El Corazón Del Otoño: El Guardián Del Ámbar

Capítulo 14: Alas De Cuero Y Metralla.

### I. El Abismo bajo los Pies

Kael salió a la cubierta tropezando, el viento le azotaba la cara con una fuerza brutal. El cielo, de un tono naranja mortecino, estaba plagado de siluetas oscuras. Los **Buitres de Óxido** eran criaturas de pesadilla: esqueletos de aves gigantes cuyos huesos habían sido reforzados con metal podrido y cuyas alas eran jirones de cuero curtido en sangre.

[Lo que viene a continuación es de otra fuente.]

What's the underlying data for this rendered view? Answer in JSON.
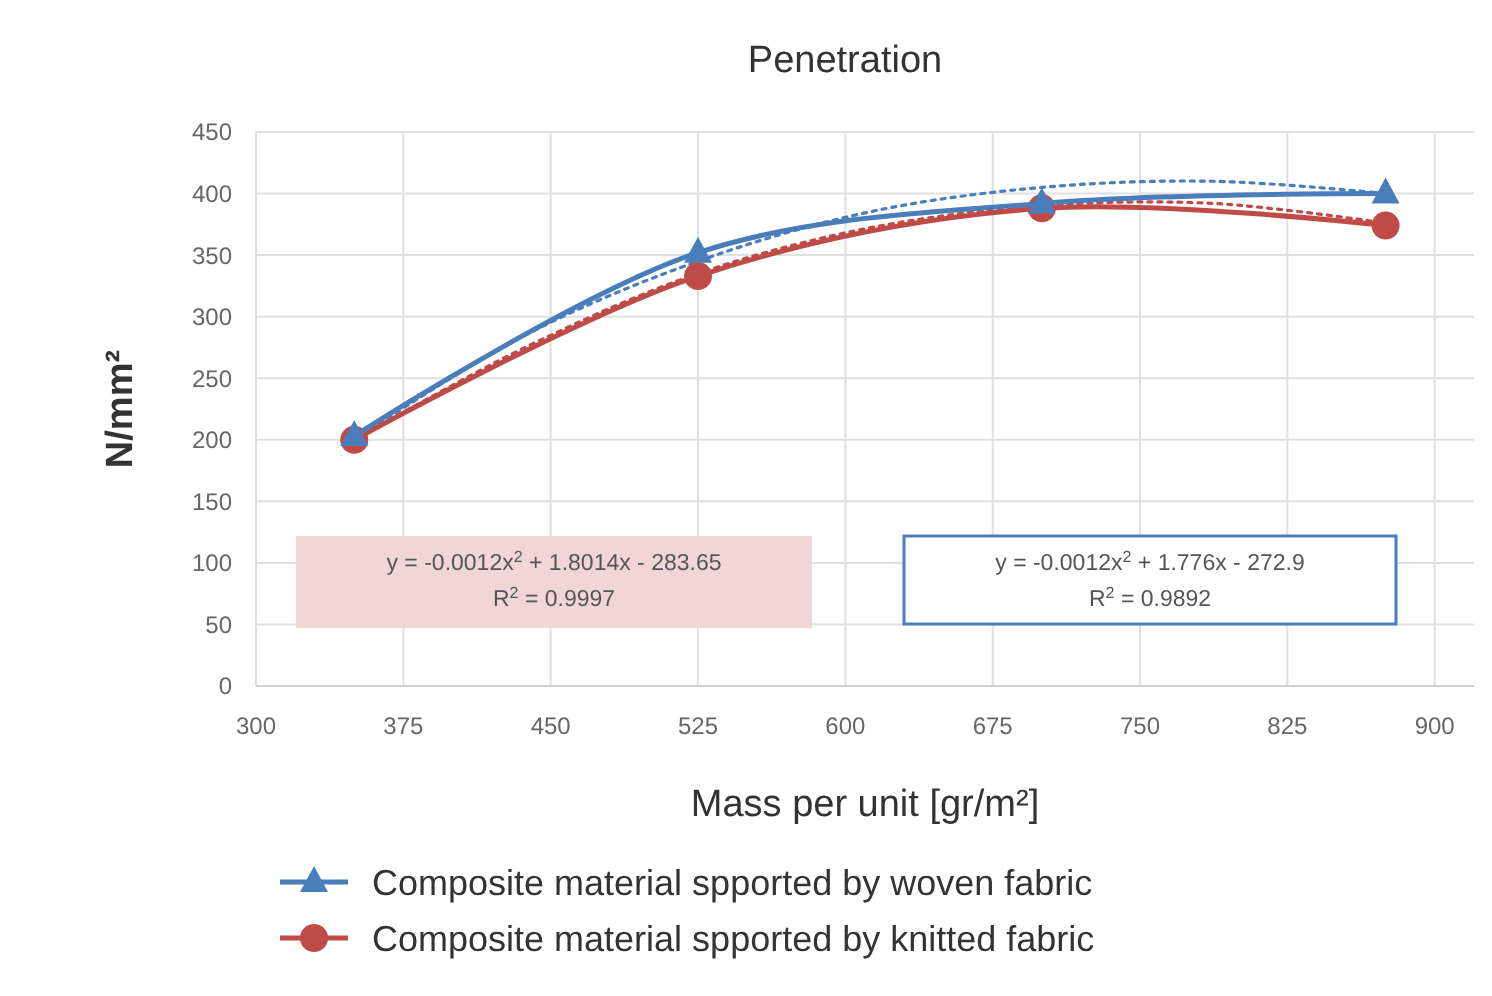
{
  "chart_data": {
    "type": "line",
    "title": "Penetration",
    "xlabel": "Mass per unit [gr/m²]",
    "ylabel": "N/mm²",
    "xlim": [
      300,
      920
    ],
    "xticks": [
      300,
      375,
      450,
      525,
      600,
      675,
      750,
      825,
      900
    ],
    "ylim": [
      0,
      450
    ],
    "yticks": [
      0,
      50,
      100,
      150,
      200,
      250,
      300,
      350,
      400,
      450
    ],
    "grid": true,
    "legend": "bottom",
    "series": [
      {
        "name": "Composite material spported by woven fabric",
        "color": "#4a7ebb",
        "marker": "triangle",
        "x": [
          350,
          525,
          700,
          875
        ],
        "values": [
          203,
          352,
          392,
          400
        ]
      },
      {
        "name": "Composite material spported by knitted fabric",
        "color": "#be4b48",
        "marker": "circle",
        "x": [
          350,
          525,
          700,
          875
        ],
        "values": [
          200,
          333,
          388,
          374
        ]
      },
      {
        "type": "line",
        "color": "#4a7ebb",
        "marker": "none",
        "line_style": "dotted",
        "x": [
          350,
          437,
          525,
          612,
          700,
          787,
          875
        ],
        "values": [
          200,
          285,
          345,
          385,
          405,
          410,
          400
        ]
      },
      {
        "type": "line",
        "color": "#be4b48",
        "marker": "none",
        "line_style": "dotted",
        "x": [
          350,
          437,
          525,
          612,
          700,
          787,
          875
        ],
        "values": [
          200,
          275,
          335,
          372,
          390,
          392,
          376
        ]
      }
    ],
    "annotations": [
      "y = -0.0012x$^{2}$ + 1.8014x - 283.65",
      "R$^{2}$ = 0.9997",
      "y = -0.0012x$^{2}$ + 1.776x - 272.9",
      "R$^{2}$ = 0.9892"
    ]
  }
}
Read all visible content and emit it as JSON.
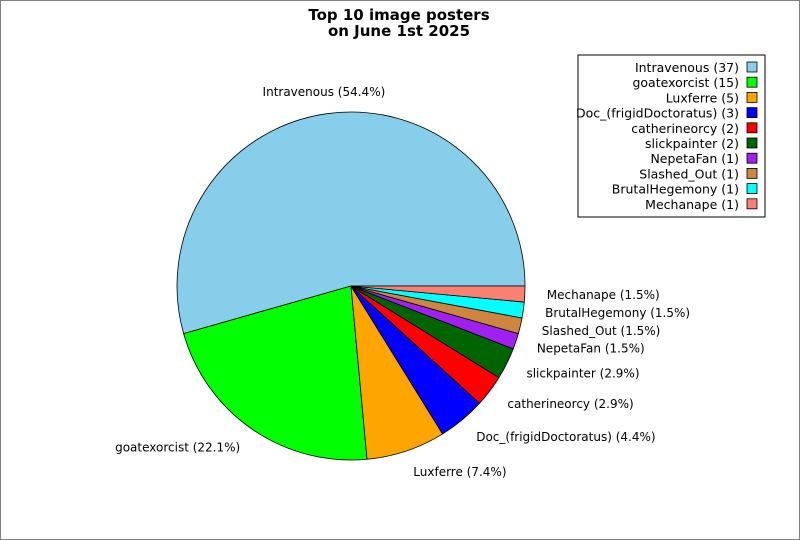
{
  "chart_data": {
    "type": "pie",
    "title": [
      "Top 10 image posters",
      "on June 1st 2025"
    ],
    "legend_position": "top-right",
    "slices": [
      {
        "name": "Intravenous",
        "value": 37,
        "percent_label": "Intravenous (54.4%)",
        "legend_label": "Intravenous (37)",
        "color": "#87ceeb"
      },
      {
        "name": "goatexorcist",
        "value": 15,
        "percent_label": "goatexorcist (22.1%)",
        "legend_label": "goatexorcist (15)",
        "color": "#00ff00"
      },
      {
        "name": "Luxferre",
        "value": 5,
        "percent_label": "Luxferre (7.4%)",
        "legend_label": "Luxferre (5)",
        "color": "#ffa500"
      },
      {
        "name": "Doc_(frigidDoctoratus)",
        "value": 3,
        "percent_label": "Doc_(frigidDoctoratus) (4.4%)",
        "legend_label": "Doc_(frigidDoctoratus) (3)",
        "color": "#0000ff"
      },
      {
        "name": "catherineorcy",
        "value": 2,
        "percent_label": "catherineorcy (2.9%)",
        "legend_label": "catherineorcy (2)",
        "color": "#ff0000"
      },
      {
        "name": "slickpainter",
        "value": 2,
        "percent_label": "slickpainter (2.9%)",
        "legend_label": "slickpainter (2)",
        "color": "#006400"
      },
      {
        "name": "NepetaFan",
        "value": 1,
        "percent_label": "NepetaFan (1.5%)",
        "legend_label": "NepetaFan (1)",
        "color": "#a020f0"
      },
      {
        "name": "Slashed_Out",
        "value": 1,
        "percent_label": "Slashed_Out (1.5%)",
        "legend_label": "Slashed_Out (1)",
        "color": "#cd853f"
      },
      {
        "name": "BrutalHegemony",
        "value": 1,
        "percent_label": "BrutalHegemony (1.5%)",
        "legend_label": "BrutalHegemony (1)",
        "color": "#00ffff"
      },
      {
        "name": "Mechanape",
        "value": 1,
        "percent_label": "Mechanape (1.5%)",
        "legend_label": "Mechanape (1)",
        "color": "#fa8072"
      }
    ]
  }
}
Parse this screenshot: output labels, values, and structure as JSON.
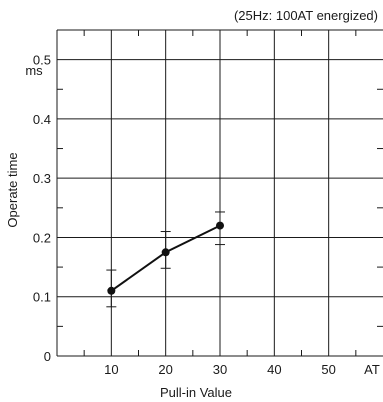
{
  "chart_data": {
    "type": "line",
    "title": "(25Hz: 100AT energized)",
    "xlabel": "Pull-in Value",
    "ylabel": "Operate time",
    "x_unit": "AT",
    "y_unit": "ms",
    "xlim": [
      0,
      60
    ],
    "ylim": [
      0,
      0.55
    ],
    "x_ticks": [
      10,
      20,
      30,
      40,
      50
    ],
    "x_tick_labels": [
      "10",
      "20",
      "30",
      "40",
      "50"
    ],
    "y_ticks": [
      0,
      0.1,
      0.2,
      0.3,
      0.4,
      0.5
    ],
    "y_tick_labels": [
      "0",
      "0.1",
      "0.2",
      "0.3",
      "0.4",
      "0.5"
    ],
    "grid": true,
    "series": [
      {
        "x": [
          10,
          20,
          30
        ],
        "y": [
          0.11,
          0.175,
          0.22
        ],
        "y_max": [
          0.145,
          0.21,
          0.243
        ],
        "y_min": [
          0.083,
          0.148,
          0.188
        ]
      }
    ]
  }
}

—¡Mantengan la presión en el motor de babor! —gritaba Sora, enganchada a un arnés mientras disparaba ráfagas de virotes explosivos contra las criaturas.

El dirigible se escoró violentamente. Uno de los buitres había hundido sus garras de hierro en el depósito de gas superior, y el siseo del helio escapando sonaba como una sentencia de muerte.

### II. La Danza sobre el Casco

Kael desenvainó su espada. Sabía que no podía usar el "Velo de Ámbar" aquí; necesitaba fuerza bruta. Pero la advertencia de Lyra en el sueño aún le quemaba: *Kyrin lo estaba usando*.

—¡Kael, al mástil central! —ordenó Sora—. ¡Si no soltamos a esa bestia, nos arrastrará al suelo antes de llegar al Valle!

Kael corrió por la cubierta inclinada. Un buitre se lanzó sobre él, con el pico de bronce abierto para arrancarle la cabeza. Kael no retrocedió. Canalizó una chispa de la **Piedra de Fuego** a través del acero de su espada. La hoja brilló con un calor blanco y, con un giro preciso, cercenó el cuello mecánico de la criatura. El cuerpo de la bestia cayó al vacío, desintegrándose en chatarra antes de tocar las nubes.

### III. El Dilema del Capitán

Subiendo por las jarcias, Kael llegó a lo más alto del dirigible. Allí, el líder de la manada —un buitre el doble de grande, con restos de una armadura real de Aethelgard— estaba desgarrando la lona del globo.

Kael se detuvo al ver los ojos de la criatura. No eran ojos de animal. Eran gemas de cristal que proyectaban una imagen: la cara de Lyra, observándolo con una mezcla de burla y agonía.

—**Suéltalo, Kael** —siseó la voz de Kyrin a través de los graznidos metálicos de la bestia—. **Deja que el barco caiga. Únete a mí en el Valle. Ahorra el sufrimiento de estos insectos.**

Kael sintió la tentación de rendirse, de dejar que la gravedad decidiera su destino. Pero entonces vio a Sora, arriesgando su vida para remendar una tubería de vapor que goteaba fuego. Ella no era una "insecto"; era la vida que Lyra quería proteger.

### IV. La Caída Controlada

Con un grito de guerra, Kael clavó su espada en el lomo metálico del gran buitre. En lugar de quemarlo, usó el **Equilibrio de Ámbar** que Elian le enseñó. Introdujo una vibración de energía rítmica en la criatura, sobrecargando sus engranajes internos hasta que el metal se volvió quebradizo.

La bestia estalló en una nube de óxido y ceniza. Sin embargo, el daño en el dirigible era terminal.

—¡Perdemos altura! —gritó el piloto desde la cabina—. ¡Sujétense a algo!

El *Ícaro de Ámbar* comenzó un descenso vertiginoso hacia los picos nevados y oxidados que marcaban la entrada al **Valle de los Gigantes Dormidos**. Kael se aferró al mástil, viendo cómo el suelo se acercaba a una velocidad suicida. En el último momento, Sora activó los propulsores de emergencia, frenando el impacto lo suficiente para que el barco no se desintegrara, sino que se deslizara por la ladera de una montaña como un trineo de mil toneladas.